Processor: An entity processing data on behalf of a controller, under the controller's instructions.

These roles are not always straightforward in generative AI contexts, where traditional roles like "developer" and "deployer" may not align neatly with the concepts of controller or processor. Determining these roles involves assessing the specific processing activities, the processing circumstances, and the level of control and influence each entity has over the purposes and means of the processing.

AI lifecycle vs supply chain

The AI lifecycle refers to the series of stages an AI model undergoes, including model pre-training, fine-tuning, and deployment.
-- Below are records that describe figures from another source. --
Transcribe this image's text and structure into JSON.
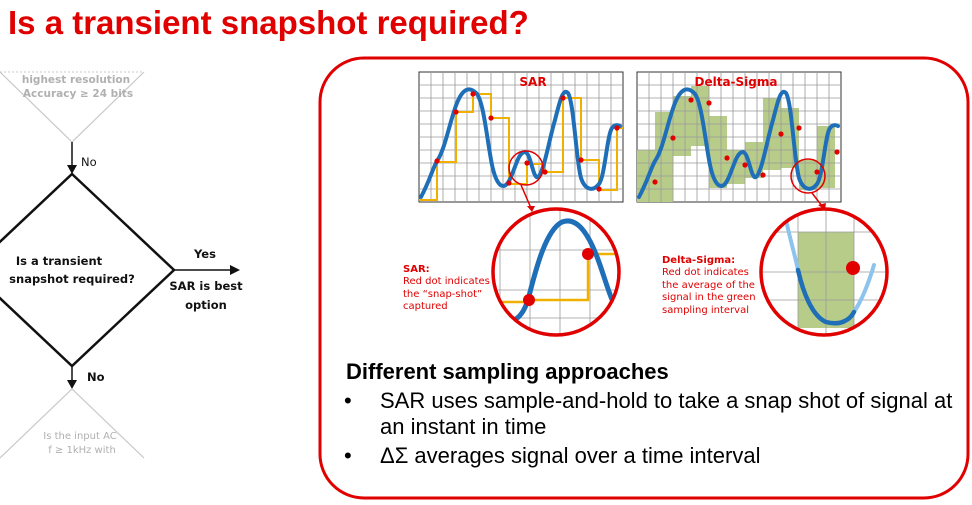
{
  "title": "Is a transient snapshot required?",
  "flowchart": {
    "top_diamond_text": [
      "highest resolution",
      "Accuracy ≥ 24 bits"
    ],
    "no_label_top": "No",
    "decision_text": [
      "Is a transient",
      "snapshot required?"
    ],
    "yes_label": "Yes",
    "result_text": [
      "SAR is best",
      "option"
    ],
    "no_label_bottom": "No",
    "bottom_diamond_text": [
      "Is the input AC",
      "f ≥ 1kHz with"
    ]
  },
  "charts": {
    "sar_label": "SAR",
    "delta_sigma_label": "Delta-Sigma"
  },
  "notes": {
    "sar_title": "SAR:",
    "sar_body": "Red dot indicates\nthe “snap-shot”\ncaptured",
    "ds_title": "Delta-Sigma:",
    "ds_body": "Red dot indicates\nthe average of the\nsignal in the green\nsampling interval"
  },
  "summary": {
    "heading": "Different sampling approaches",
    "bullets": [
      "SAR uses sample-and-hold to take a snap shot of signal at an instant in time",
      "ΔΣ averages signal over a time interval"
    ]
  },
  "colors": {
    "accent_red": "#e00000",
    "signal_blue": "#1f6fb8",
    "sample_hold_orange": "#f0b000",
    "interval_green": "#b8cc8a"
  }
}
It encompasses the necessary processing operations to create and maintain the AI model.

The AI supply chain is a network of processing activities involving various entities, occurring in a sequential or iterative manner for diverse purposes. It includes the AI lifecycle but extends beyond it to cover additional activities like problem-solving, model improvement, and the creation of new applications and services built on top of the models.
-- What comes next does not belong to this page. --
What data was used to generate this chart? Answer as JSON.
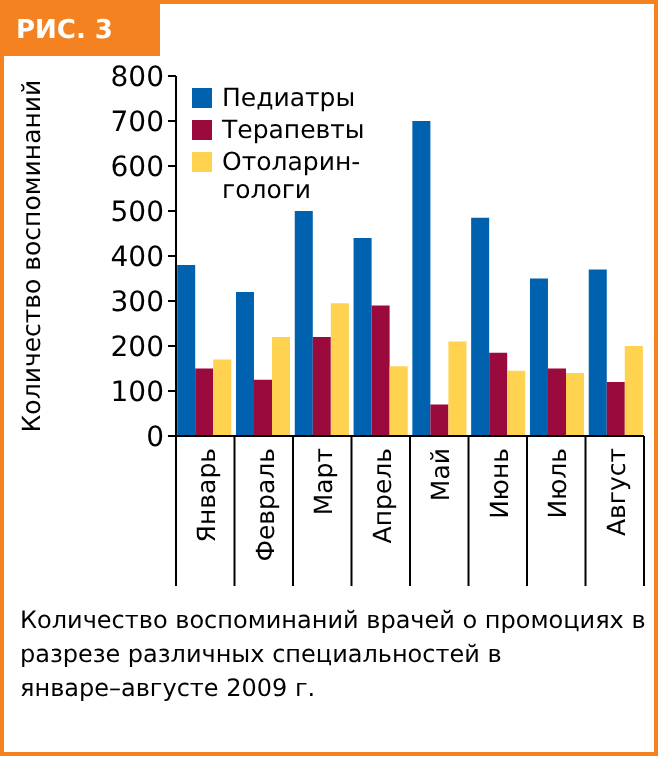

Due to the increased interdependency of entities making decisions about purposes in generative AI supply chains, it is important that these entities accurately identify their roles (whether as a controller, joint controller, or processor) and the responsibilities they have based on the nature of the processing activities and level of influence and control they can exercise. It's also important to document these outcomes, such as in a record of processing activities.

Considerations for controllership in generative AI

The ICO outlines several scenarios that illustrate the complexities of allocating accountability in generative AI. Here are some of the scenarios considered by the ICO:

Model development and deployment
If an organisation develops a generative AI model, it typically acts as a controller for the processing activities involved in that development. However, when a third party deploys the model, the roles can vary. The deploying organisation may be a controller, a processor, or even a joint controller with the developer, depending on the level of influence and control each party has over the processing activities.
Choosing training data
Often, developers will choose the types, categories and sources of training data for the base generative AI model. Therefore in such a scenario, developers will be controllers for the initial collection and curation of the training data.
Model distribution
The way a model is distributed, whether in an "open-access" or "closed-access" format, can significantly impact controllership. In "open-access" scenarios, third parties may have enough control over the model to be considered distinct controllers, separate to the initial controller who developed the system.
Joint controllership arrangement
There is more likely to be a joint controllership than a processor-controller arrangement between developers and third-party deployers, due to there often being shared objectives and influence from both parties for the processing. There is also potential for developers and deployers to also have shared roles in the processing activities. Joint controllership can also help close accountability gaps, where there are challenges to changing or understanding the decisions behind the processing.

What is the ICO requesting?

Evidence on additional processing activities and actors not included in this call, alongside the relevant allocation of accountability roles.
Criteria that organisations use to identify their role as controller/processor/joint controller and how they separate the different processing activities when assessing their role(s).
Evidence on the influence and control organisations have over determining the means and purposes of distinct processing activities, including how they document this.
Evidence on how organisations have undertaken or have instructed other entities to undertake fine-tuning of a generative AI model, including the data used, the allocation of controllership for that processing, and whether or not it was possible to evaluate if that changed the behaviour of the model.
Evidence on what specific elements (e.g. training data, weights, etc) organisations releasing "open-access" models make accessible, to whom, under what conditions and following what kind of risk mitigation measures, including how they ensure this release is fair, lawful and transparent.
Evidence on how organisations who run or use platforms distributing generative AI models as "open-access" identify their accountability as controllers, processors, or joint controllers.

Our key takeaways

Overall, the allocation of accountability across the generative AI supply chain can be complex due to the various roles and responsibilities of different entities within the generative AI supply chain and their interdependencies in decision-making regarding processing activities. Each stage of the supply chain involves different processing activities, and accountability may shift depending on who is responsible for each stage. Organisations should carefully consider the level of control and influence over each data processing activity to accurately allocate the roles of controller, joint controller or processor.